When people walk into the building for the first time, they usually stare in awe at the ceiling and look in confusion at everything other than the reception desk. After a moment of turning this way and that in a frenzied panic, they eventually notice me watching serenely from the reception desk two feet away. Typically, the confusion vanishes from their faces as they realize that I am the reception desk person who holds all the answers to their greatest needs. They bow down to my humble self in awe and reverence, proffering gifts of chocolate and houseplants to express sincere humility and deepest apologies for having not seen the holy light that is my reception desk when they first entered.
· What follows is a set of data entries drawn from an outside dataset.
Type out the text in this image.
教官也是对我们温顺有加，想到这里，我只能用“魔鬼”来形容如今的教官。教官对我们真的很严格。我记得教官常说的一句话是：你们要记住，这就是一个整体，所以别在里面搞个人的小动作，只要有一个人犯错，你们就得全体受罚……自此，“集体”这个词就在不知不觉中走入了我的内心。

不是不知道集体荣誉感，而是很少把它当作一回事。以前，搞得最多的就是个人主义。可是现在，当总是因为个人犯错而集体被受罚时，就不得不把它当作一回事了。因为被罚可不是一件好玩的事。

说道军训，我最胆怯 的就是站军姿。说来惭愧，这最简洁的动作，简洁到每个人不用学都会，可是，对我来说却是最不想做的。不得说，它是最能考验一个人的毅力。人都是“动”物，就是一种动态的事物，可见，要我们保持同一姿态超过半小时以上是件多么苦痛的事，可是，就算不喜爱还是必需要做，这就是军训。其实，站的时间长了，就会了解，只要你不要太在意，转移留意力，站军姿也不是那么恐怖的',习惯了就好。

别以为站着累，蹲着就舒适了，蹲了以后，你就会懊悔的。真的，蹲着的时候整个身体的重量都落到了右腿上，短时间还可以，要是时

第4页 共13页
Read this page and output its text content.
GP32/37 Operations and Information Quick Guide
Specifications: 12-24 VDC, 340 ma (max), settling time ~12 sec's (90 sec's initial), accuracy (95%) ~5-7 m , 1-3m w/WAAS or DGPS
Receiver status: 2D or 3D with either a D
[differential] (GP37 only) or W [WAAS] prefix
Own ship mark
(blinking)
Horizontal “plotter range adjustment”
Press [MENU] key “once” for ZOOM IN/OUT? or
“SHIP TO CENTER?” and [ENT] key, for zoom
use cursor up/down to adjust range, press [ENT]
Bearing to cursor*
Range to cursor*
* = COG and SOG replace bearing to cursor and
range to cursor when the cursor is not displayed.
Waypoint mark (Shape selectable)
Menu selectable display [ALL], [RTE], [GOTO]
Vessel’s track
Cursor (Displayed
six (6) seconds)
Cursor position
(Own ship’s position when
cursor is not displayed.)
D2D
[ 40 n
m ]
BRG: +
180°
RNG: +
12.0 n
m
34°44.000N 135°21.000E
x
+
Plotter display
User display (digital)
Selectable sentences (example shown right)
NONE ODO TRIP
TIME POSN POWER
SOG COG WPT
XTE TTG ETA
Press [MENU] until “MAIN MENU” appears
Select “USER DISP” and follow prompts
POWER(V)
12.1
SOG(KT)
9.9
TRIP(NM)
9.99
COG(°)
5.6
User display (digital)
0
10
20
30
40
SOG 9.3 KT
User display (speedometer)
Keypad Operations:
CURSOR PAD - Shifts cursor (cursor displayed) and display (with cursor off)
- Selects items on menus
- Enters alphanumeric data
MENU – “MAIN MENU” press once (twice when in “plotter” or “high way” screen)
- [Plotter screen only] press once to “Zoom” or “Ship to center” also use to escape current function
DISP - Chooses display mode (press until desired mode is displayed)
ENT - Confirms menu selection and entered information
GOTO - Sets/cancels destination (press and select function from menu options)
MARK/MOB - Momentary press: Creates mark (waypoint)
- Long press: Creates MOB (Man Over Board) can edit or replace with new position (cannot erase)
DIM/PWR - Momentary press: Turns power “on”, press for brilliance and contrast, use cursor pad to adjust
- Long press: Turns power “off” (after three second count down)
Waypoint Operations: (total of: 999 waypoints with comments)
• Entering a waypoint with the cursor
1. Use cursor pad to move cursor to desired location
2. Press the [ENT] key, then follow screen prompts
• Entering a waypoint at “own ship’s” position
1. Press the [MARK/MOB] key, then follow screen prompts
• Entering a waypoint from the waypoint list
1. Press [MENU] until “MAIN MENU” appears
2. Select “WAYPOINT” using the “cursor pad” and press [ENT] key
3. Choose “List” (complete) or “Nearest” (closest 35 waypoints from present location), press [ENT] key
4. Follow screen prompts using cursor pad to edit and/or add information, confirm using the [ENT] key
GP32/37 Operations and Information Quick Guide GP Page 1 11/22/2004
Though sometimes, this is not the case. Sometimes, like today, someone will enter the building and completely ignore my existence. Being a bitter college student who wants a little respect now and then, it pisses me off to no end when that suit clad yuppie whore of a someone can completely ignore me after I repeatedly greet them. How many times do I have to say, “Hello, can I help you?” How loudly do I have to say, “Hello, can I help you?”

Have it your way, suit clad yuppie whore. If you want to ignore me and make me sound like an idiot, then I’ll just sit in my comfy chair and stare at my computer screen while you’re legs skitter some random direction without actually knowing where they’re going. I’ll recline back and write about you while I sadistically take glee from the fact that you have no idea where the hell you’re going in this massive structure of a Jewish center. I’ll snicker as you dash from one room to the next like the Starbucks patronizing cockroach you are as you vainly attempt to find a piece of rotting meat to gnaw on. If you had stopped to ask, then you would have learned that there are no pieces of rotting meat to gnaw on here; only clean and foodless floors.